- Promotional image for 2017 Melbourne season
- Music: Joe Chindamo
- Lyrics: Steve Vizard
- Book: Steve Vizard
- Premiere: 10 June 2017: Space Theatre, Adelaide Festival Centre
- Productions: 2017 Adelaide/Melbourne

= Vigil (musical) =

Vigil is a one-woman Australian musical with book and lyrics by Steve Vizard and music by Joe Chindamo.

== Synopsis ==
An exploration of mother-daughter relationships with comedy and drama, the musical concerns Liz, a prodigal daughter who returns to her mother's hospital ward on Christmas Eve after a long time overseas. Commissioned by the Adelaide Cabaret Festival, Vigil was inspired by a family gathering around Vizard's recently deceased mother.

== Productions ==
The original production featured Christie Whelan Browne and was directed by Andy Packer.
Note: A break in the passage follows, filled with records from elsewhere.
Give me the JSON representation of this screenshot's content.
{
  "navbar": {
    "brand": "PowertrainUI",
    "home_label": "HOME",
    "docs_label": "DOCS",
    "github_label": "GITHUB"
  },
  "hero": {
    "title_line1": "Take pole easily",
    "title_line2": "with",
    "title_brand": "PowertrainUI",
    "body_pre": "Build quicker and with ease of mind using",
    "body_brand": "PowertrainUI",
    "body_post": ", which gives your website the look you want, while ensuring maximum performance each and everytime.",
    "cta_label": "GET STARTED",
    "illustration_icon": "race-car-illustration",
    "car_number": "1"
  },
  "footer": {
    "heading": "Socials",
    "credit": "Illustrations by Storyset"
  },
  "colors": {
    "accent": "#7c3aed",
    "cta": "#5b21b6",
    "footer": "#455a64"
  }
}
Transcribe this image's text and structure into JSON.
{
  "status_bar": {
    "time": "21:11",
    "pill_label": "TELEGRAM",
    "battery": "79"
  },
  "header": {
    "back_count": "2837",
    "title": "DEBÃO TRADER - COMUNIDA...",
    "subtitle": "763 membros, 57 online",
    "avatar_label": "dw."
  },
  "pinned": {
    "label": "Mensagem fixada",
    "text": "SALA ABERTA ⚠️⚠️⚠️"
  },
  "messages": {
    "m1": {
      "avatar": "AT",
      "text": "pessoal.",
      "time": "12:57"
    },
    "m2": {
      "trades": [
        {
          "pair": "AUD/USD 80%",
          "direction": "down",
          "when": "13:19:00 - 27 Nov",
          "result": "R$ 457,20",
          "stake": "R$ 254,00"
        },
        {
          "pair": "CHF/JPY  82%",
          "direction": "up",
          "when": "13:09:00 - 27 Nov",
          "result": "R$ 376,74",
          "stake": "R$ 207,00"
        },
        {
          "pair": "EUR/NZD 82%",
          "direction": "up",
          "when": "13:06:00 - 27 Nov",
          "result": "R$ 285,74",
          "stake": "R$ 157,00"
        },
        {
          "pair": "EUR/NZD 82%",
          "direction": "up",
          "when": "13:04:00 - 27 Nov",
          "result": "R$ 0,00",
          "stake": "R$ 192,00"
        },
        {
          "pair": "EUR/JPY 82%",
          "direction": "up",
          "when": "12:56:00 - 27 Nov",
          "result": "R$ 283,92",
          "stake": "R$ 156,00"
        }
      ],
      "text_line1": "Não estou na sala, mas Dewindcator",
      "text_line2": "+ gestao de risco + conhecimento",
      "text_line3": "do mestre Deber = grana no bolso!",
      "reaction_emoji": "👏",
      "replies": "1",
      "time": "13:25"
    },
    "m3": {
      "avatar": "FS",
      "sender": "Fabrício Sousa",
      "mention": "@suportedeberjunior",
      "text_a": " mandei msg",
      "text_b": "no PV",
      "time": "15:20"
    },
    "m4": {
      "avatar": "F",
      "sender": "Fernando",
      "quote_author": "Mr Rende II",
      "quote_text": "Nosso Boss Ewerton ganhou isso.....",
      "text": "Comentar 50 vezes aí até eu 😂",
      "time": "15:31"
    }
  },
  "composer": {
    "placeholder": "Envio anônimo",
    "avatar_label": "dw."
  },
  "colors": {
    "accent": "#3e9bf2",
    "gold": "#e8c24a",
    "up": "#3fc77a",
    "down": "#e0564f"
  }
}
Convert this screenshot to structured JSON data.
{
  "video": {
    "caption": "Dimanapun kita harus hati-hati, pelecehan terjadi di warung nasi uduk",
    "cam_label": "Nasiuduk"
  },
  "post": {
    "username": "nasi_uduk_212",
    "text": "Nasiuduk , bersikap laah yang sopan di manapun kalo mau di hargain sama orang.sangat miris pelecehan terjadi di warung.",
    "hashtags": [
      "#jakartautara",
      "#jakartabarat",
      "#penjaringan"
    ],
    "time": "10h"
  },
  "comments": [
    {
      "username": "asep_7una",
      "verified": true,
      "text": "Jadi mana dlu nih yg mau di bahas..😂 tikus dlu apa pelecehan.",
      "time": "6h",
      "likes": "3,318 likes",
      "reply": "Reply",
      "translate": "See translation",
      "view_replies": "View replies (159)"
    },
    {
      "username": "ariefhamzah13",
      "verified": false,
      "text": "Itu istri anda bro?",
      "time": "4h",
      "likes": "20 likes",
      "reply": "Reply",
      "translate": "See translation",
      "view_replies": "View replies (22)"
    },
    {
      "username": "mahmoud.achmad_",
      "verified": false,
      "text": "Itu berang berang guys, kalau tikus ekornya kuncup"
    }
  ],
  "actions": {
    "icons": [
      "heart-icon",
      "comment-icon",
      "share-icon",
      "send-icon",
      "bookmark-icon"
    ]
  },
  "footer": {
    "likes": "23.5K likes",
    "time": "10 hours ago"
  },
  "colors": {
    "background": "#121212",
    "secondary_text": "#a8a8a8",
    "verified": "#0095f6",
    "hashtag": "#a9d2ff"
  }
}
It premiered at the Space Theatre, Adelaide Festival Centre for the Adelaide Cabaret Festival in June 2017, followed by a short Melbourne season at the Fairfax Studio, Arts Centre Melbourne in July 2017.

== Reception ==
Vigil has been highly acclaimed. The Age described it as "a captivating new musical" and concluded that "with brilliant composition, writing, acting and vocals, with direction and design that augment intimacy at every point, the show makes you want to laugh and weep, sometimes both at once." The Herald Sun, in a four and a half star review, said that "Vigil soars in the most spirited, life affirming way." The Adelaide Advertiser called it "a dynamic, moving, frequently funny and catchy melody-packed showcase [for Whelan Browne]". Limelight Magazine said Vigil is "a rollicking, dark and affecting show, which is well conceived, craftily drawn and superbly executed."

At the Melbourne Green Room Awards in 2018, Vigil was nominated in the Music Theatre section for Production, Direction, Music Direction/Supervision and Lighting Design, with Whelan Browne winning as Female Lead.